POLICE have thrown all their resources at making Coffs Coast roads safer but the outrageous driving behaviour continues.

Senior police can’t believe some motorists seem determined to flout the law despite a high-profile police operation still in progress.

Operation Cross is a three-week blitz in the Coffs/Clarence and Mid North Coast local area commands designed to curb road fatalities in our region.

It has been targeting the ‘fatal four’ – speeding, fatigue, the non-wearing of seatbelts and drink/drug driving – and police have called in additional resources from up and down the North Coast.

The campaign ends tomorrow but tragically, two people have died during the operation – a 23-year-old man at Clybucca on March 12 and a 43-year-old man at Willawarrin near Kempsey on March 18.

“So in that regard, the operation has not been a success because reducing road deaths has been the whole focus of the campaign,” said northern region traffic co-ordinator, Senior Sergeant Bill Darnell.

“Thankfully, we’ve had no fatal crashes in Coffs/Clarence.

“Operation Cross has been very warmly received by the community in the phone calls we have received.

“People are seeing police in areas where they haven’t normally seen them.”

Operation Cross marshalled the resources of officers from throughout the Coffs/Clarence and Mid North Coast local area commands as well as Tweed/Byron, Richmond, Hunter Valley, Newcastle, Lake Macquarie and other parts of our region.

The Coffs/Clarence and Mid North Coast regions had a total of 31 fatalities last year.

The next blitz, Operation Tortoise, will be held during the Easter long weekend when double demerit points will be in force.

With the NSW road toll climbing to 100 so far this year, the message for Coffs Coast motorists is to slow down and drive safely.

“The 100 people who have died on roads to date this year is up from 87 at the same time last year,” said the NSW Transport and Roads Minister David Campbell.

“The provisional road toll for 2009 was 460.

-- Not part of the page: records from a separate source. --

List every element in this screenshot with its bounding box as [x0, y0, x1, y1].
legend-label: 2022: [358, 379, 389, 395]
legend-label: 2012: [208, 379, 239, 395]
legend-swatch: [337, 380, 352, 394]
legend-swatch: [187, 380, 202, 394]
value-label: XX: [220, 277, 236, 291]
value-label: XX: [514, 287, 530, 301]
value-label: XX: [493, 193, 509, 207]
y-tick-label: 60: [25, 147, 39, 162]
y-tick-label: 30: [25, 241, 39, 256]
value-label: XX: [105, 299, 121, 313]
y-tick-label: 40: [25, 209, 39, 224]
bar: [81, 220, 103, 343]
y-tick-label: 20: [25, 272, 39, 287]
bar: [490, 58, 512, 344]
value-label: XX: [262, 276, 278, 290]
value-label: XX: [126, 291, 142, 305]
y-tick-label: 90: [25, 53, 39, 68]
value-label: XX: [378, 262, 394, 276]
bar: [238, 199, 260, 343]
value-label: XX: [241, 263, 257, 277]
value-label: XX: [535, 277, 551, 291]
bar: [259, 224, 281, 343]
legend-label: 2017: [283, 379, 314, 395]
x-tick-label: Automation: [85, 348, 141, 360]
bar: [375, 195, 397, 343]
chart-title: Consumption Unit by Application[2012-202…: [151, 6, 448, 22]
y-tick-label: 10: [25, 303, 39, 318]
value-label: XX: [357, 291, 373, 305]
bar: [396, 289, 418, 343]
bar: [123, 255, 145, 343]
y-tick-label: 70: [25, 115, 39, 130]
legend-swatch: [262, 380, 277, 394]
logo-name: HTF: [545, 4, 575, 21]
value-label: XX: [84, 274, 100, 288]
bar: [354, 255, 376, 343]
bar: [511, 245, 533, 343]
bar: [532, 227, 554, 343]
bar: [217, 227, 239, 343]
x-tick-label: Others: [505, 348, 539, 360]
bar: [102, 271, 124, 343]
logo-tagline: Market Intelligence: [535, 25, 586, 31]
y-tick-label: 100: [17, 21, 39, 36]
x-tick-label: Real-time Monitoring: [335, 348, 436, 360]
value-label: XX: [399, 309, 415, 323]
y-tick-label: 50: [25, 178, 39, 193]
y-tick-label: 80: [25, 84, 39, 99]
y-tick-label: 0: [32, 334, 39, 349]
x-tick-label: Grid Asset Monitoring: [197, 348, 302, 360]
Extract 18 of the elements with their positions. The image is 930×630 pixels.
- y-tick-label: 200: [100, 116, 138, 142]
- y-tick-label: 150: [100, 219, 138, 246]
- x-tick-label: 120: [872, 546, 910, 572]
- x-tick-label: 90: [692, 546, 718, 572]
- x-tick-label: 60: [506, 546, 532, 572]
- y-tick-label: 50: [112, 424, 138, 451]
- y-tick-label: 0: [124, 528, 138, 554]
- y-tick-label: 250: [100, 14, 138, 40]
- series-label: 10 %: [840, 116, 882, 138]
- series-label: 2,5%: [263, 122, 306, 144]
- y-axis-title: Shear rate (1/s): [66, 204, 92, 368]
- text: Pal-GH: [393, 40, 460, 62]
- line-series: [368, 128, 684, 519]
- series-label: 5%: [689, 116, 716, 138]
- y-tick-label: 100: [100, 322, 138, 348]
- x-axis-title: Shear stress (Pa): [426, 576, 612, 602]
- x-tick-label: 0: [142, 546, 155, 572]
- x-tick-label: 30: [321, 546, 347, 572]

“This is a terrible start to the year on our roads. This represents more than one person dying on our roads every day so far this year.

“Every death on our roads is a tragedy and my thoughts are with the family and loved ones of people who have lost their lives since the start of the year.

“Each of these 100 people who have died is a lost partner, mother, father, daughter or son. This is absolutely tragic.”

Mr Campbell said it was the responsibility of all road users not to speed, drink-drive or drive unsafely.

“Taking risks by breaking the law and speeding or driving unsafely is just not worth it,” he said.

“Speeding remains the number one killer on our roads, particularly among young drivers.

“It was a factor in more than 46 per cent of crashes last year and continues to represent the largest cause of fatalities on our roads.”